Son regard d'eau étincelant la traversait.

– ... Nous pourrions faire alliance, dit-il.

– Contre qui ?

– Maman ! J'ai froid aux pieds, s'écria Honorine.

Elle en avait assez de ces haltes et de ces conciliabules oiseux. Tout à l'heure avec l'homme au parapluie, maintenant, l'homme à l'arbalète... Si cela continuait, l'on n'arriverait jamais. Où ? Elle ne savait pas, mais elle voulait marcher. Sans compter ce pauvre loup, à la langue rouge pendante, qui la regardait d'un œil à demi fermé et qui lui navrait le cœur. Elle tirait de toutes ses forces pour entraîner Angélique.

– Venez me voir dans ma cambuse, dit le Bougre Rouge, je vous montrerai des livres...

Cet allié inattendu compensait une impression d'échec qui paraissait annoncer que sa chance tournait. Elle continua de marcher ainsi à l'aventure et s'enfonça dans le bois. Et de tenir la main de l'enfant ajoutait à son entrain. Il fallait vivre pour cette jeune vie.

« Tu es née et tu dois vivre, petite fille. Je t'emmènerai, nous te bâtirons un royaume. Tu auras un destin heureux. »

« On aime à combler l'innocence », avait dit Loménie.

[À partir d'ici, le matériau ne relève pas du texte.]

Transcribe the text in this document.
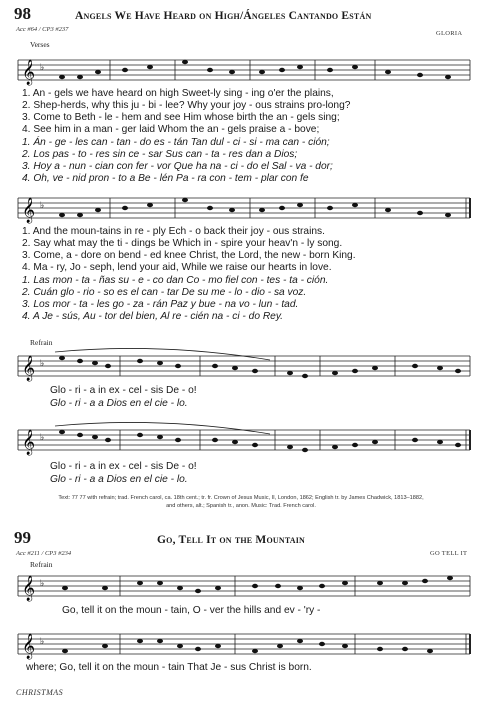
98	Angels We Have Heard on High/Ángeles Cantando Están
Acc #64 / CP3 #237
GLORIA
Verses
𝄞 ♭
1. An - gels we have heard on high Sweet-ly sing - ing o'er the plains,
2. Shep-herds, why this ju - bi - lee? Why your joy - ous strains pro-long?
3. Come to Beth - le - hem and see Him whose birth the an - gels sing;
4. See him in a man - ger laid Whom the an - gels praise a - bove;
1. Án - ge - les can - tan - do es - tán Tan dul - ci - si - ma can - ción;
2. Los pas - to - res sin ce - sar Sus can - ta - res dan a Dios;
3. Hoy a - nun - cian con fer - vor Que ha na - ci - do el Sal - va - dor;
4. Oh, ve - nid pron - to a Be - lén Pa - ra con - tem - plar con fe
𝄞 ♭
1. And the moun-tains in re - ply Ech - o back their joy - ous strains.
2. Say what may the ti - dings be Which in - spire your heav'n - ly song.
3. Come, a - dore on bend - ed knee Christ, the Lord, the new - born King.
4. Ma - ry, Jo - seph, lend your aid, While we raise our hearts in love.
1. Las mon - ta - ñas su - e - co dan Co - mo fiel con - tes - ta - ción.
2. Cuán glo - rio - so es el can - tar De su me - lo - dio - sa voz.
3. Los mor - ta - les go - za - rán Paz y bue - na vo - lun - tad.
4. A Je - sús, Au - tor del bien, Al re - cién na - ci - do Rey.
Refrain
𝄞 ♭
Glo - ri - a in ex - cel - sis De - o!
Glo - ri - a a Dios en el cie - lo.
𝄞 ♭
Glo - ri - a in ex - cel - sis De - o!
Glo - ri - a a Dios en el cie - lo.
Text: 77 77 with refrain; trad. French carol, ca. 18th cent.; tr. fr. Crown of Jesus Music, II, London, 1862; English tr. by James Chadwick, 1813–1882, and others, alt.; Spanish tr., anon. Music: Trad. French carol.
99	Go, Tell It on the Mountain
Acc #211 / CP3 #234	GO TELL IT
Refrain
𝄞 ♭
Go, tell it on the moun - tain, O - ver the hills and ev - 'ry -
𝄞 ♭
where; Go, tell it on the moun - tain That Je - sus Christ is born.
CHRISTMAS
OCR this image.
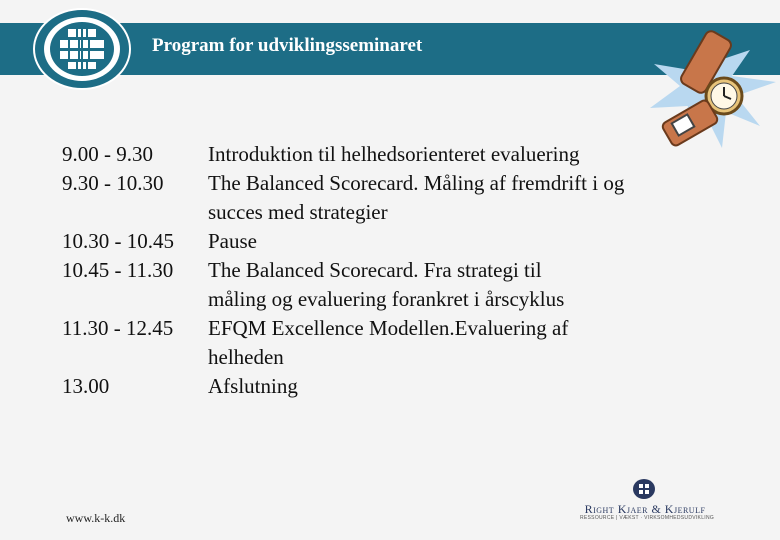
Program for udviklingsseminaret
9.00 - 9.30	Introduktion til helhedsorienteret evaluering
9.30 - 10.30	The Balanced Scorecard. Måling af fremdrift i og
succes med strategier
10.30 - 10.45	Pause
10.45 - 11.30	The Balanced Scorecard. Fra strategi til
måling og evaluering forankret i årscyklus
11.30 - 12.45	EFQM Excellence Modellen.Evaluering af
helheden
13.00	Afslutning
www.k-k.dk
Right Kjaer & Kjerulf
RESSOURCE | VÆKST · VIRKSOMHEDSUDVIKLING
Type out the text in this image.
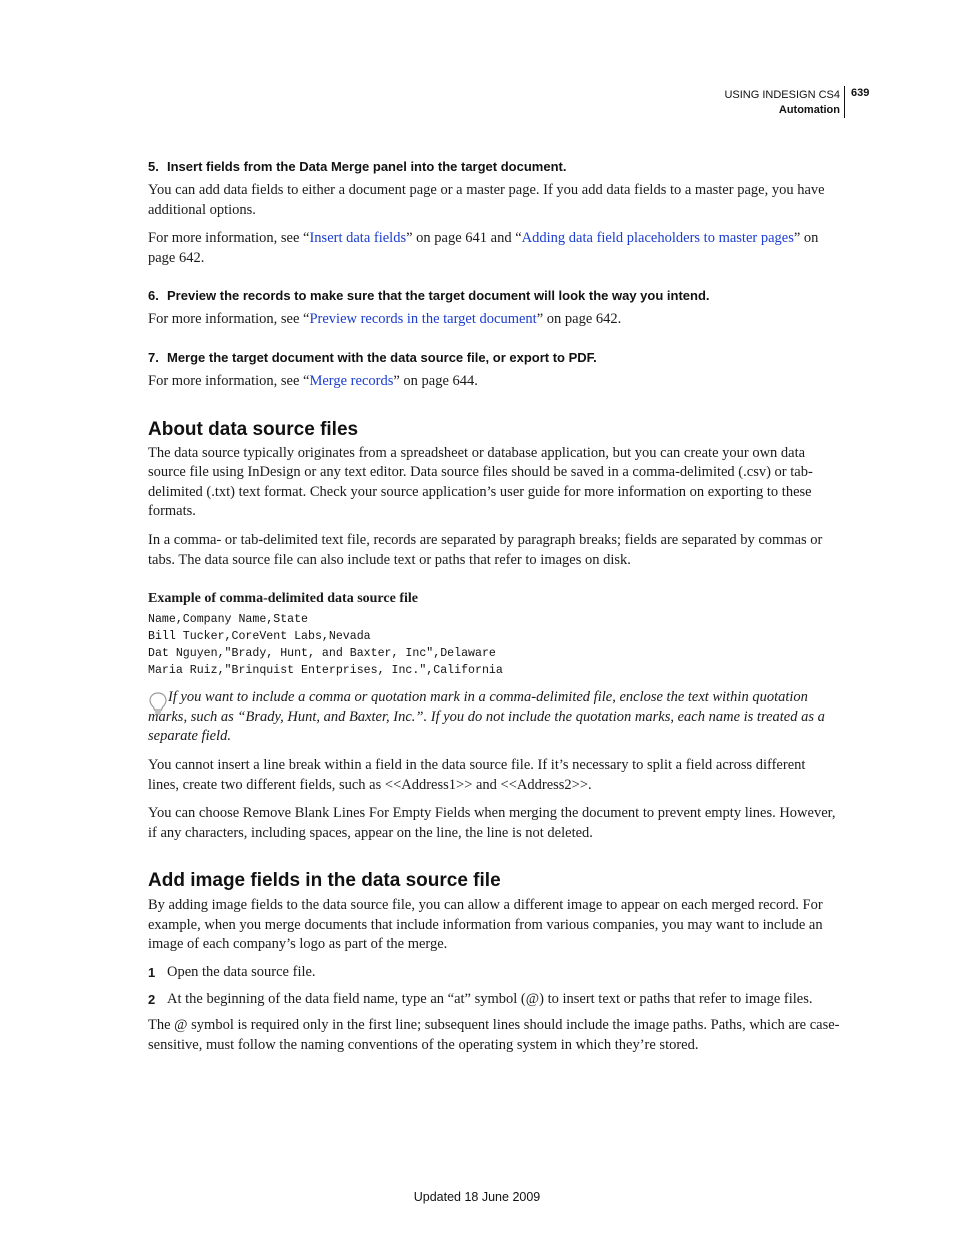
USING INDESIGN CS4
Automation
639
5. Insert fields from the Data Merge panel into the target document.

You can add data fields to either a document page or a master page. If you add data fields to a master page, you have additional options.

For more information, see “Insert data fields” on page 641 and “Adding data field placeholders to master pages” on page 642.

6. Preview the records to make sure that the target document will look the way you intend.

For more information, see “Preview records in the target document” on page 642.

7. Merge the target document with the data source file, or export to PDF.

For more information, see “Merge records” on page 644.

About data source files

The data source typically originates from a spreadsheet or database application, but you can create your own data source file using InDesign or any text editor. Data source files should be saved in a comma-delimited (.csv) or tab-delimited (.txt) text format. Check your source application’s user guide for more information on exporting to these formats.

In a comma- or tab-delimited text file, records are separated by paragraph breaks; fields are separated by commas or tabs. The data source file can also include text or paths that refer to images on disk.

Example of comma-delimited data source file

Name,Company Name,State
Bill Tucker,CoreVent Labs,Nevada
Dat Nguyen,"Brady, Hunt, and Baxter, Inc",Delaware
Maria Ruiz,"Brinquist Enterprises, Inc.",California

If you want to include a comma or quotation mark in a comma-delimited file, enclose the text within quotation marks, such as “Brady, Hunt, and Baxter, Inc.”. If you do not include the quotation marks, each name is treated as a separate field.

You cannot insert a line break within a field in the data source file. If it’s necessary to split a field across different lines, create two different fields, such as <<Address1>> and <<Address2>>.

You can choose Remove Blank Lines For Empty Fields when merging the document to prevent empty lines. However, if any characters, including spaces, appear on the line, the line is not deleted.

Add image fields in the data source file

By adding image fields to the data source file, you can allow a different image to appear on each merged record. For example, when you merge documents that include information from various companies, you may want to include an image of each company’s logo as part of the merge.

1 Open the data source file.
2 At the beginning of the data field name, type an “at” symbol (@) to insert text or paths that refer to image files.

The @ symbol is required only in the first line; subsequent lines should include the image paths. Paths, which are case-sensitive, must follow the naming conventions of the operating system in which they’re stored.

Updated 18 June 2009
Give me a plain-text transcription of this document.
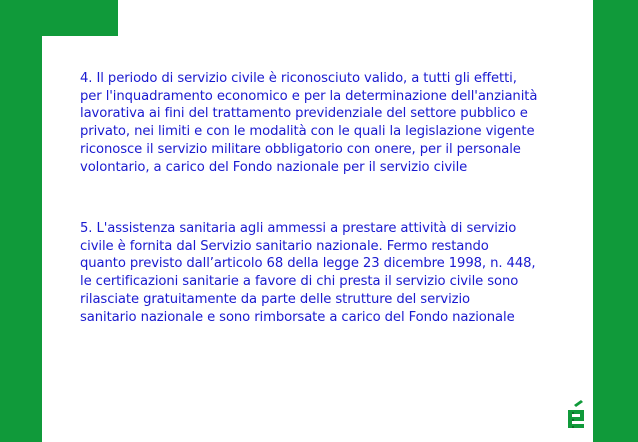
4. Il periodo di servizio civile è riconosciuto valido, a tutti gli effetti,
per l'inquadramento economico e per la determinazione dell'anzianità
lavorativa ai fini del trattamento previdenziale del settore pubblico e
privato, nei limiti e con le modalità con le quali la legislazione vigente
riconosce il servizio militare obbligatorio con onere, per il personale
volontario, a carico del Fondo nazionale per il servizio civile
5. L'assistenza sanitaria agli ammessi a prestare attività di servizio
civile è fornita dal Servizio sanitario nazionale. Fermo restando
quanto previsto dall’articolo 68 della legge 23 dicembre 1998, n. 448,
le certificazioni sanitarie a favore di chi presta il servizio civile sono
rilasciate gratuitamente da parte delle strutture del servizio
sanitario nazionale e sono rimborsate a carico del Fondo nazionale
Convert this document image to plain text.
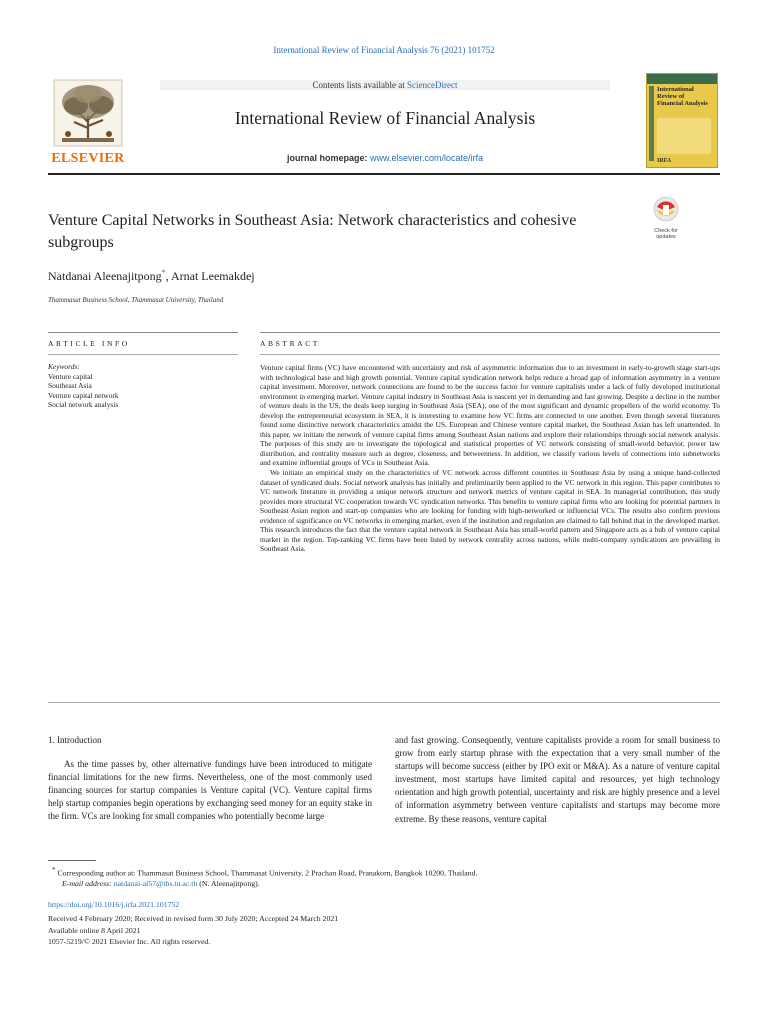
International Review of Financial Analysis 76 (2021) 101752
ELSEVIER
Contents lists available at ScienceDirect
International Review of Financial Analysis
journal homepage: www.elsevier.com/locate/irfa
International Review of Financial Analysis
IRFA
Venture Capital Networks in Southeast Asia: Network characteristics and cohesive subgroups
Check for
updates
Natdanai Aleenajitpong*, Arnat Leemakdej
Thammasat Business School, Thammasat University, Thailand
ARTICLE INFO	ABSTRACT
Keywords:
Venture capital
Southeast Asia
Venture capital network
Social network analysis

Venture capital firms (VC) have encountered with uncertainty and risk of asymmetric information due to an investment in early-to-growth stage start-ups with technological base and high growth potential. Venture capital syndication network helps reduce a broad gap of information asymmetry in a venture capital investment. Moreover, network connections are found to be the success factor for venture capitalists under a lack of fully developed institutional environment in emerging market. Venture capital industry in Southeast Asia is nascent yet in demanding and fast growing. Despite a decline in the number of venture deals in the US, the deals keep surging in Southeast Asia (SEA), one of the most significant and dynamic propellers of the world economy. To develop the entrepreneurial ecosystem in SEA, it is interesting to examine how VC firms are connected to one another. Even though several literatures found some distinctive network characteristics amidst the US, European and Chinese venture capital market, the Southeast Asian has left unattended. In this paper, we initiate the network of venture capital firms among Southeast Asian nations and explore their relationships through social network analysis. The purposes of this study are to investigate the topological and statistical properties of VC network consisting of small-world behavior, power law distribution, and centrality measure such as degree, closeness, and betweenness. In addition, we classify various levels of connections into subnetworks and examine influential groups of VCs in Southeast Asia.

We initiate an empirical study on the characteristics of VC network across different countries in Southeast Asia by using a unique hand-collected dataset of syndicated deals. Social network analysis has initially and preliminarily been applied to the VC network in this region. This paper contributes to VC network literature in providing a unique network structure and network metrics of venture capital in SEA. In managerial contribution, this study provides more structural VC cooperation towards VC syndication networks. This benefits to venture capital firms who are looking for potential partners in Southeast Asian region and start-up companies who are looking for funding with high-networked or influencial VCs. The results also confirm previous evidence of significance on VC networks in emerging market, even if the institution and regulation are claimed to fall behind that in the developed market. This research introduces the fact that the venture capital network in Southeast Asia has small-world pattern and Singapore acts as a hub of venture capital market in the region. Top-ranking VC firms have been listed by network centrality across nations, while multi-company syndications are prevailing in Southeast Asia.

1. Introduction
As the time passes by, other alternative fundings have been introduced to mitigate financial limitations for the new firms. Nevertheless, one of the most commonly used financing sources for startup companies is Venture capital (VC). Venture capital firms help startup companies begin operations by exchanging seed money for an equity stake in the firm. VCs are looking for small companies who potentially become large
and fast growing. Consequently, venture capitalists provide a room for small business to grow from early startup phrase with the expectation that a very small number of the startups will become success (either by IPO exit or M&A). As a nature of venture capital investment, most startups have limited capital and resources, yet high technology orientation and high growth potential, uncertainty and risk are highly presence and a level of information asymmetry between venture capitalists and startups may become more extreme. By these reasons, venture capital
* Corresponding author at: Thammasat Business School, Thammasat University, 2 Prachan Road, Pranakorn, Bangkok 10200, Thailand.
E-mail address: natdanai-al57@tbs.tu.ac.th (N. Aleenajitpong).
https://doi.org/10.1016/j.irfa.2021.101752
Received 4 February 2020; Received in revised form 30 July 2020; Accepted 24 March 2021
Available online 8 April 2021
1057-5219/© 2021 Elsevier Inc. All rights reserved.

On aime à la défendre aussi. Une main d'enfant dans une main d'adulte oblige à la grandeur.

« Tu m'as tant donné déjà, petit cœur. »

– Je n'ai pas pris mon arc et mes flèches, dit tout à coup Honorine.

La brume au sol s'était dissipée. Ce n'avait été que le temps de traverser un espace sans doute marécageux. Dans les branches dépouillées des arbres, on ne sentait que le mouvement des petits animaux à fourrure, pilleurs de poulaillers aux dents aiguës, qui se glissaient l'hiver dans les étables et les greniers.

Une martre fila le long d'un tronc et leur montra entre deux branches sa petite face plate et triangulaire. Dans l'ombre étincelaient ses yeux verts. Un farfadet !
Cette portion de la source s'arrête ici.